A: Local's tolerance of foreigners depends on the area of the city. Some areas are Catholic and you can only live there if you are Catholic. Some buildings only allow Indians, sometimes only Indians from particular areas. It can be confusing. In the city centre, where many people come from all over the country, you will be harassed for photographs. I am certainly ignored often as a woman, as women are usually not well-respected in India. 
 
Q: Was it easy meeting people and making friends? How did you go about meeting new people?
A: No, it is much harder than other places, particularly if you don’t live in an expat area like Bandra or Colaba. There are some expat organisations, like in other cities, but they are overrun by Indians who want to meet expats- and in a city of 22 million people the numbers are not in our favour. There are some educated and well travelled Indians who are easy to talk to, but in the main it is overwhelming.
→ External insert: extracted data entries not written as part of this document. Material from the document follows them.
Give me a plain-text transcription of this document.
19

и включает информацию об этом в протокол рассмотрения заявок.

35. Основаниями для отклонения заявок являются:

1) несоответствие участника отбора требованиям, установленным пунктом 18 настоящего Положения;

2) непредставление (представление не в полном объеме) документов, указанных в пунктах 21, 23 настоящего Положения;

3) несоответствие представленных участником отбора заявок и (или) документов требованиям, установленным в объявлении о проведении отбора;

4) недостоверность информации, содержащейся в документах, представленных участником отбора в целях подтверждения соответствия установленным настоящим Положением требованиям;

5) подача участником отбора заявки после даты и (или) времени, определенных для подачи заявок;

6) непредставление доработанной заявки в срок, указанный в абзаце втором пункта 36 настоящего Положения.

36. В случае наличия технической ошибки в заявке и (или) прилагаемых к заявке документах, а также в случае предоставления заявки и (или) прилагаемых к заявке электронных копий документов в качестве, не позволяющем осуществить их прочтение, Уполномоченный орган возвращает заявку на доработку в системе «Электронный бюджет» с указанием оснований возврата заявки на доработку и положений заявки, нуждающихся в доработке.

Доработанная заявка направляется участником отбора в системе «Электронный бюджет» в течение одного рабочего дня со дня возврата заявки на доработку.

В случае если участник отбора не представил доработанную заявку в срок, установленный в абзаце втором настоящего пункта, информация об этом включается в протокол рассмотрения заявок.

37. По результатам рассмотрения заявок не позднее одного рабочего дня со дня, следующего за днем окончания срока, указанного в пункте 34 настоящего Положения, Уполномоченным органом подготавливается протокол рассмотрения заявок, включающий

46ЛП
Due to the desire to meet expats you get way too much attention at events. I’ve met a few people through a wine tasting group, a hiking group and sailing, which I found either on Facebook or through an expat Whatsapp group.
 
Q: Have you made friends with locals or do you mix mainly with other expats? What advice would you give to new expats looking to make friends? Any social/expat groups you can recommend?
A: See if you can get added to the Bombay expats Whatsapp group, which is pretty helpful, and go to Internations expat events.  I do have some local friends but you always have to be wary of what is wanted from you
                             

About working in Mumbai

 
Q: Did you have a problem getting a visa or work permit? Did you tackle the visa process yourself or did you enlist the services of an immigration consultant?
A:  I went to the Indian High Commission in London with the paperwork from my employer, it was quick and easy.
 
Q: What’s the economic climate like in Mumbai? Do you have any tips for expats looking to find a job? Which resources did you find most useful?
A: The economic climate is weak, many well-qualified Indians have been returning from overseas looking for jobs. I would say educators and finance people are still wanted here, but otherwise, it is hard to break in.
 
Q: How does the work culture differ from home? Do you have any tips for expats doing business in Mumbai?
A: Long hours are the norm.  
 

Family and children

 
Q: What are the schools like, any particular suggestions?
A: The school quality varies widely. For expats, I would suggest ASB or the German School. There is a myriad of Indian International Schools authorised by IB, but none of them seems particularly good.
 

And finally…

 
Q: Is there any other advice you would like to offer new expat arrivals?
A: Buy an air purifier, be prepared to be very patient. You can break through here but it is more challenging than most countries.